Maybe the deleted pt’s data could simply be stuffed into a sql file and stashed where the backups go, just to make restoring the pt easier when it (inevitably) becomes necessary. In fact, if this were implemented, you could just leave the delete button as it is- restoring a deleted pt would be trivial.

Just thinking.

  • HT

fsgl wrote on Wednesday, April 27, 2016:

The Delete button is dangerously close to the Documents link, such that accidentally clicking would occur. Personal experience.

The Delete button can be moved to the upper right corner of the Patient Summary to lessen the chance of accidental clicking.

Another option is to provide another tab in Demographics just for account deletion. A 2 step process with the warning should decrease accidents.

The delete function is useful when a practice is in process of account setup. There are times when setup is so flawed & irreparable that deletion is the most efficient way to deal with it.

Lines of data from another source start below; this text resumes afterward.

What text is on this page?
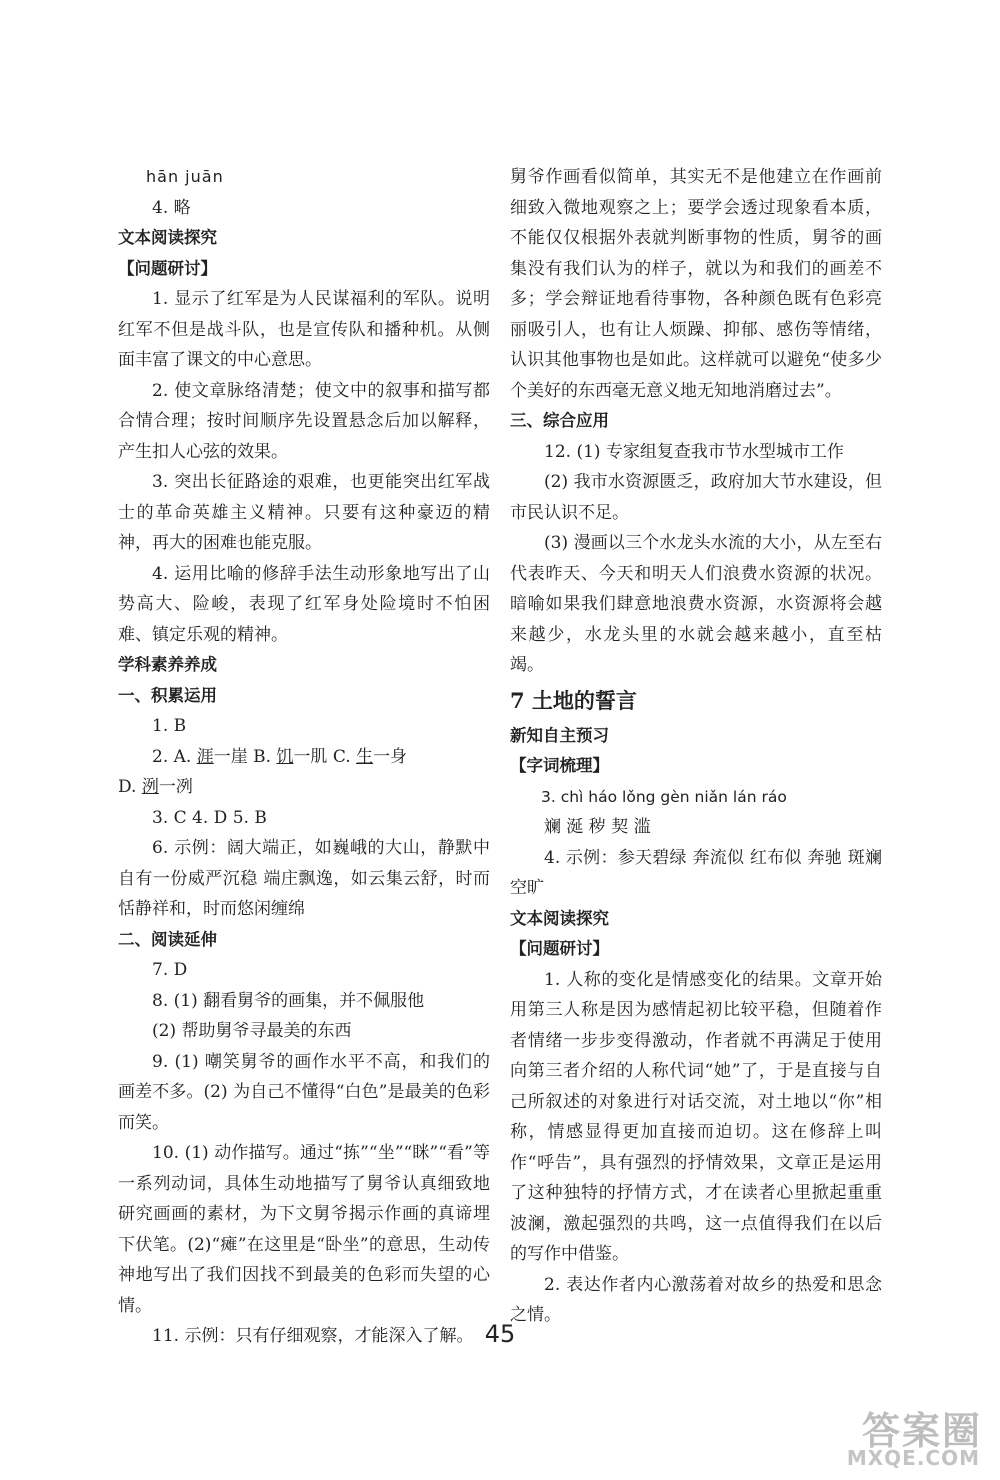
hān juān

4. 略

文本阅读探究

【问题研讨】

1. 显示了红军是为人民谋福利的军队。说明红军不但是战斗队，也是宣传队和播种机。从侧面丰富了课文的中心意思。

2. 使文章脉络清楚；使文中的叙事和描写都合情合理；按时间顺序先设置悬念后加以解释，产生扣人心弦的效果。

3. 突出长征路途的艰难，也更能突出红军战士的革命英雄主义精神。只要有这种豪迈的精神，再大的困难也能克服。

4. 运用比喻的修辞手法生动形象地写出了山势高大、险峻，表现了红军身处险境时不怕困难、镇定乐观的精神。

学科素养养成

一、积累运用

1. B

2. A. 涯一崖 B. 饥一肌 C. 生一身

D. 洌一冽

3. C 4. D 5. B

6. 示例：阔大端正，如巍峨的大山，静默中自有一份威严沉稳 端庄飘逸，如云集云舒，时而恬静祥和，时而悠闲缠绵

二、阅读延伸

7. D

8. (1) 翻看舅爷的画集，并不佩服他

(2) 帮助舅爷寻最美的东西

9. (1) 嘲笑舅爷的画作水平不高，和我们的画差不多。(2) 为自己不懂得“白色”是最美的色彩而笑。

10. (1) 动作描写。通过“拣”“坐”“眯”“看”等一系列动词，具体生动地描写了舅爷认真细致地研究画画的素材，为下文舅爷揭示作画的真谛埋下伏笔。(2)“瘫”在这里是“卧坐”的意思，生动传神地写出了我们因找不到最美的色彩而失望的心情。

11. 示例：只有仔细观察，才能深入了解。

舅爷作画看似简单，其实无不是他建立在作画前细致入微地观察之上；要学会透过现象看本质，不能仅仅根据外表就判断事物的性质，舅爷的画集没有我们认为的样子，就以为和我们的画差不多；学会辩证地看待事物，各种颜色既有色彩亮丽吸引人，也有让人烦躁、抑郁、感伤等情绪，认识其他事物也是如此。这样就可以避免“使多少个美好的东西毫无意义地无知地消磨过去”。

三、综合应用

12. (1) 专家组复查我市节水型城市工作

(2) 我市水资源匮乏，政府加大节水建设，但市民认识不足。

(3) 漫画以三个水龙头水流的大小，从左至右代表昨天、今天和明天人们浪费水资源的状况。暗喻如果我们肆意地浪费水资源，水资源将会越来越少，水龙头里的水就会越来越小，直至枯竭。

7 土地的誓言

新知自主预习

【字词梳理】

3. chì háo lǒng gèn niǎn lán ráo

斓 涎 秽 契 滥

4. 示例：参天碧绿 奔流似 红布似 奔驰 斑斓 空旷

文本阅读探究

【问题研讨】

1. 人称的变化是情感变化的结果。文章开始用第三人称是因为感情起初比较平稳，但随着作者情绪一步步变得激动，作者就不再满足于使用向第三者介绍的人称代词“她”了，于是直接与自己所叙述的对象进行对话交流，对土地以“你”相称，情感显得更加直接而迫切。这在修辞上叫作“呼告”，具有强烈的抒情效果，文章正是运用了这种独特的抒情方式，才在读者心里掀起重重波澜，激起强烈的共鸣，这一点值得我们在以后的写作中借鉴。

2. 表达作者内心激荡着对故乡的热爱和思念之情。

45
答案圈
MXQE.COM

mdsupport wrote on Wednesday, April 27, 2016:

In our experience delete has a legitimate purpose - e.g. when a new patient never shows up for appointment. Surely there are workarounds but nothing as complete as deleter. So instead of all or nothing approach, we would suggest the following :

  1. Create a copy of patient_data structre as patient_archive (and maintain in sync forever!).
  2. When user presses ‘Delete’, copy all columns ot that patient_data to patient_archive.
  3. Delete patient_data record
  4. Modify deleter to show global overview of the related records for each archived patient and let administrator take following actions :
    a. Restore - copy back to patient_data and delete from patient_archive
    b. Delete - Use current logic to eliminate all traces to permanently delete from database.

It is recognized that this takes advantage of lack of referential integrity in the database design. Additional db techniques will be required if we turn on the referential integrity. At one point we looked for a deleted flag but patient_data is so pervasive that propagating such a change will result in review of entire application.

bradymiller wrote on Thursday, April 28, 2016:

I just committed Terry’s fix in deleter.php to the codebase.